特にF1日本GPのように、世界中から多くの観客が集まるイベントでは、渋滞や駐車場待ちが観戦体験に大きく影響します。事前に動画で流れをイメージできることで、「どこに車を停めれば良いのか」「どれくらい時間に余裕を見ればいいのか」といった不安を和らげ、初めて鈴鹿を訪れるファンにもやさしい仕組みになっています。
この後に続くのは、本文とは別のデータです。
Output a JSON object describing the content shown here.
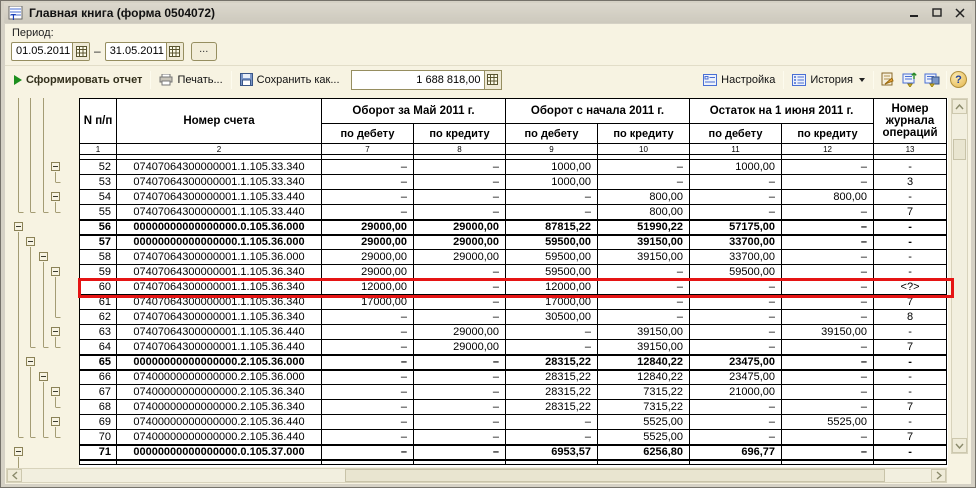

また、パーク&ライドの活用は、環境負荷の軽減や、周辺住民の生活道路への影響を抑える点でも重要です。大きなイベントと地域社会がうまく共存していくために、こうした取り組みを“見える形”で紹介していくことは、とても意義のあることだと言えます。

鈴鹿サーキットが「拠点」であり続けるために

鈴鹿市の「今年の一文字」に選ばれた拠点の「拠」という漢字には、ただ施設を整えるだけでなく、「人が集まり、学び、楽しみ、支え合う場所」という意味合いも込められているように感じられます。

鈴鹿サーキットでは、

  • F1日本GPや世界耐久レースなどの国際イベントの開催
  • 西コースをはじめとするコース改修と安全性向上
  • パーク&ライドなどアクセス改善の取り組み
  • サーキットクルーズやファンイベントなど、地域・ファンとの交流

といった多方面での取り組みが進められています。これらはすべて、「鈴鹿を訪れる人たちが、安心して、快適に、そして楽しく過ごせるようにするため」の工夫です。

2026年に向けて路面が新しくなる西コースは、ドライバーやライダーにとってはもちろん、観客にとっても新たなレース展開やドラマが生まれる舞台となります。
そしてその裏側では、見えにくいところで進むインフラ整備や交通の工夫が、鈴鹿サーキットを支え続けています。

鈴鹿サーキットと鈴鹿市が協力しながら、「拠点の『拠』」にふさわしい街とサーキットづくりを進めていくことで、これからも多くの人に愛される場所であり続けていくことでしょう。